Read the INSTALL file, which comes with the package. Or just use the PEAR installer with "pear install sqlite". SQLite itself is already included, You do not need to install any additional software.
Windows users may download the DLL version of the SQLite extension here: (php_sqlite.dll).
Any questions about the extension should be asked on one of the PHP Mailing lists.
In order to have these functions available, you must compile PHP with SQLite support, or load the SQLite extension dynamically from your php.ini.
There are two resources used in the SQLite Interface. The first one is the database connection, the second one the result set.
The functions sqlite_fetch_array() and sqlite_current() use a constant for the different types of result arrays. The following constants are defined:
Table 1. SQLite fetch constants
constant | meaning |
---|---|
SQLITE_ASSOC | Columns are returned into the array having the fieldname as the array index. |
SQLITE_BOTH | Columns are returned into the array having both a numerical index and the fieldname as the array index. |
SQLITE_NUM | Columns are returned into the array having a numerical index to the fields. This index starts with 0, the first field in the result. |
The behaviour of these functions is affected by settings in php.ini.

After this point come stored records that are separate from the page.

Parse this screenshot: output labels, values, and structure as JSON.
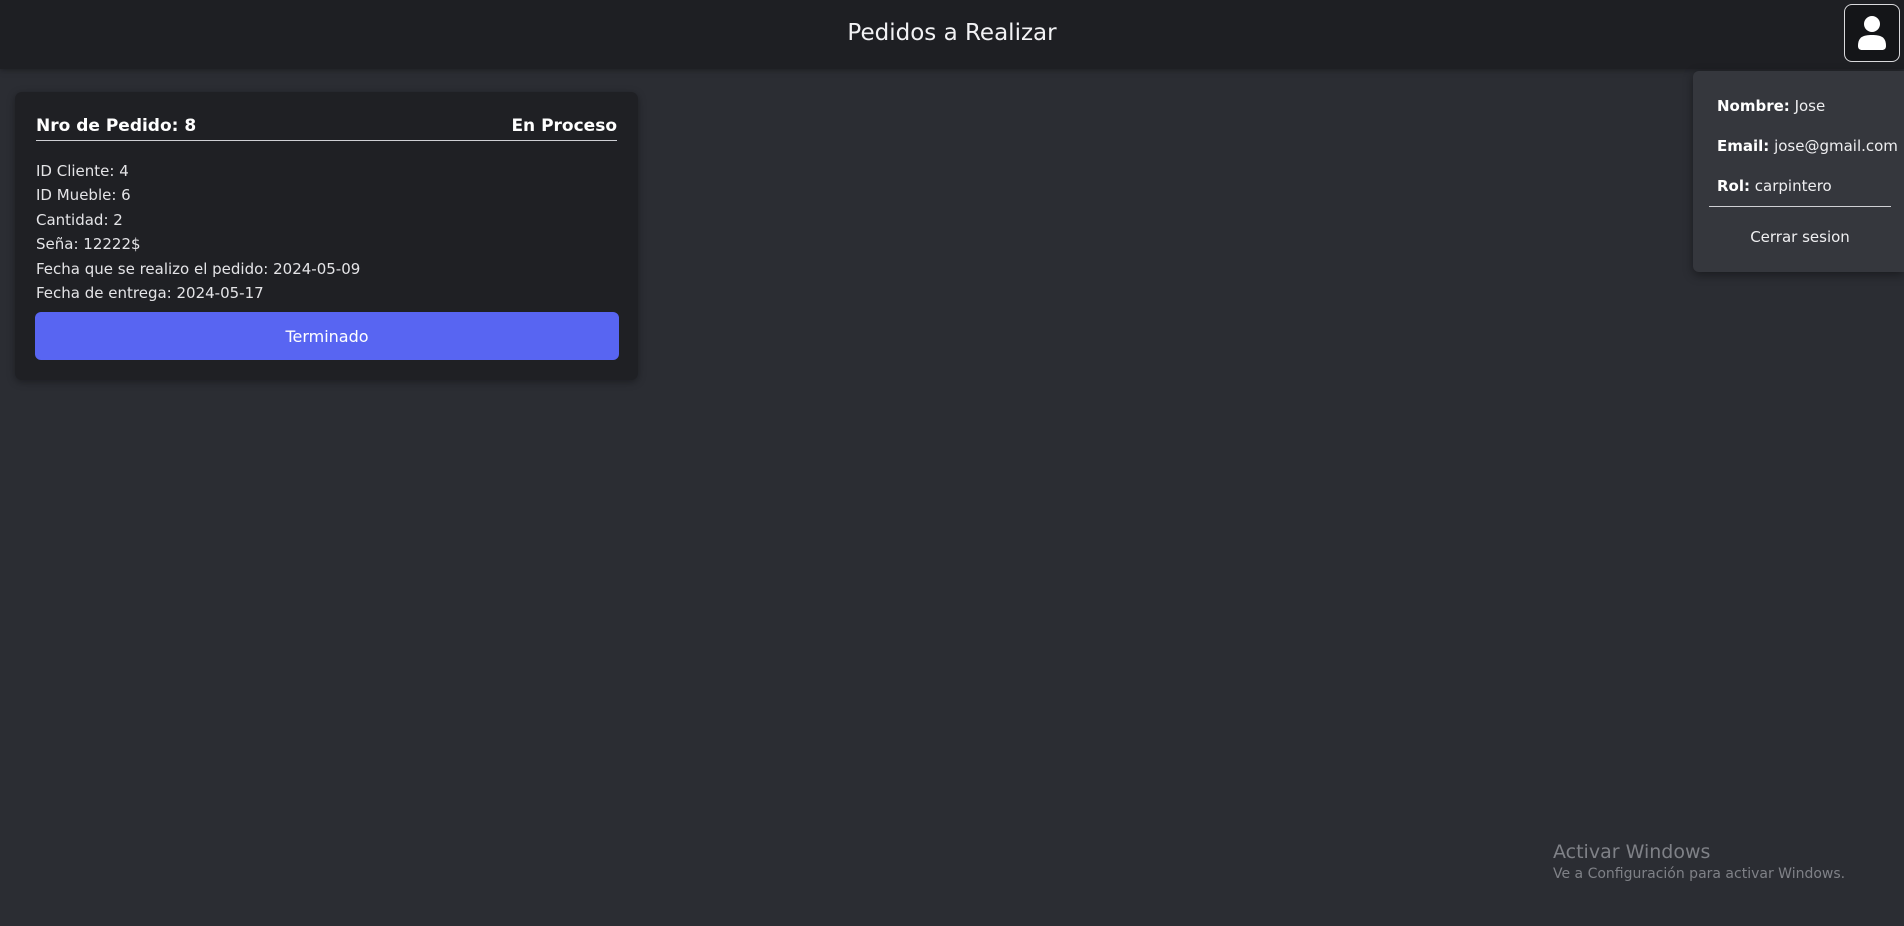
{
  "header": {
    "title": "Pedidos a Realizar",
    "user_icon": "user-icon"
  },
  "order": {
    "number_label": "Nro de Pedido: 8",
    "status": "En Proceso",
    "lines": [
      "ID Cliente: 4",
      "ID Mueble: 6",
      "Cantidad: 2",
      "Seña: 12222$",
      "Fecha que se realizo el pedido: 2024-05-09",
      "Fecha de entrega: 2024-05-17"
    ],
    "button_label": "Terminado"
  },
  "user_panel": {
    "name_label": "Nombre:",
    "name_value": "Jose",
    "email_label": "Email:",
    "email_value": "jose@gmail.com",
    "role_label": "Rol:",
    "role_value": "carpintero",
    "logout_label": "Cerrar sesion"
  },
  "watermark": {
    "title": "Activar Windows",
    "subtitle": "Ve a Configuración para activar Windows."
  },
  "colors": {
    "page_bg": "#2b2d33",
    "topbar_bg": "#1e1f23",
    "card_bg": "#1f2024",
    "panel_bg": "#35373d",
    "accent": "#5865f2"
  }
}
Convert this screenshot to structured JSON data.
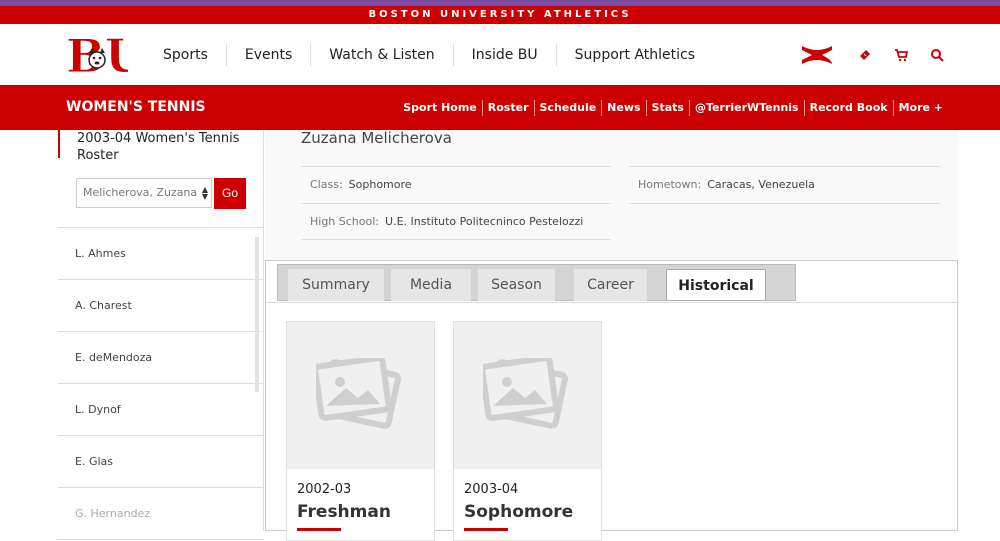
{
  "top_strip": {
    "text": "BOSTON UNIVERSITY ATHLETICS"
  },
  "colors": {
    "brand_red": "#cc0000",
    "purple_accent": "#7b4ea3"
  },
  "logo": {
    "text": "BU"
  },
  "nav": {
    "items": [
      "Sports",
      "Events",
      "Watch & Listen",
      "Inside BU",
      "Support Athletics"
    ],
    "icons": [
      "under-armour-logo",
      "ticket-icon",
      "cart-icon",
      "search-icon"
    ]
  },
  "sport_bar": {
    "title": "WOMEN'S TENNIS",
    "links": [
      "Sport Home",
      "Roster",
      "Schedule",
      "News",
      "Stats",
      "@TerrierWTennis",
      "Record Book",
      "More +"
    ]
  },
  "sidebar": {
    "roster_title": "2003-04 Women's Tennis Roster",
    "select_value": "Melicherova, Zuzana",
    "go_label": "Go",
    "players": [
      "L. Ahmes",
      "A. Charest",
      "E. deMendoza",
      "L. Dynof",
      "E. Glas",
      "G. Hernandez"
    ]
  },
  "player": {
    "name": "Zuzana Melicherova",
    "class_label": "Class:",
    "class_value": "Sophomore",
    "hometown_label": "Hometown:",
    "hometown_value": "Caracas, Venezuela",
    "high_school_label": "High School:",
    "high_school_value": "U.E. Instituto Politecninco Pestelozzi"
  },
  "tabs": {
    "items": [
      "Summary",
      "Media",
      "Season",
      "Career",
      "Historical"
    ],
    "active": "Historical"
  },
  "cards": [
    {
      "season": "2002-03",
      "class": "Freshman"
    },
    {
      "season": "2003-04",
      "class": "Sophomore"
    }
  ]
}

For further details and definition of the PHP_INI_* constants see ini_set().
Here's a short explanation of the configuration directives.
Whether to use mixed case (0), upper case (1) or lower case (2) hash indexes.
This option is primarily useful when you need compatibility with other database systems, where the names of the columns are always returned as uppercase or lowercase, regardless of the case of the actual field names in the database schema.
The SQLite library returns the column names in their natural case (that matches the case you used in your schema). When sqlite.assoc_case is set to 0 the natural case will be preserved. When it is set to 1 or 2, PHP will apply case folding on the hash keys to upper- or lower-case the keys, respectively.
Use of this option incurrs a slight performance penalty, but is MUCH faster than performing the case folding yourself using PHP script.